The other thing that jumped out to me about this release in particular was the sheer breadth of new POSIX functions and other operating system functionality that are now exposed. It’s always a pet peeve of mine when my favourite system calls aren’t easily exposed in Python, so I love to see these sweeping improvements.
So all in all, no massive overhauls, but a huge array of useful features. What more could you ask from a point release?

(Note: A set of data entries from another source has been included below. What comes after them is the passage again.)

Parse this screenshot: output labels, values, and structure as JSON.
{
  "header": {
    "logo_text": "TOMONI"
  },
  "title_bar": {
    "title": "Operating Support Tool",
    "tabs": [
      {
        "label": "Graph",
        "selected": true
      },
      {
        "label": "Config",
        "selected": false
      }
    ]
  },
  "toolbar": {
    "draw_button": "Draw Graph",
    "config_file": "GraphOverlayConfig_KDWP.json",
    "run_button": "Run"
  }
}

This could be pure Python or an extension module in a another langauge like C or C++, but that distinction isn’t important for this discussion. ↩
Or if you really want the nitty gritty, feel free to peruse §3.13 of the Unicode standard. But if you do — and with sincere apologies to the authors of the Unicode standard who’ve forgotten more about international alphabets than I’ll ever know — my advice is to brew some strong coffee first. ↩
Well, since you asked that’s specifically RFC 2045, RFC 2046, RFC 2047, RFC 4288, RFC 4289 and RFC 2049. ↩
The default header_factory
is documented in the email.headerregistry
module. ↩
And let’s be honest, my “niche filter” is so close to the identity function that they could probably share a lawnmower. I tend to only miss out the things that apply to only around five people, three of whom don’t even use Python. ↩
However, since KEXTs have been replaced with system extensions more recently, which run in user-space rather than in the kernel, then I don’t know whether the PF_SYSTEM
protocols are going to remain relevant for very long. ↩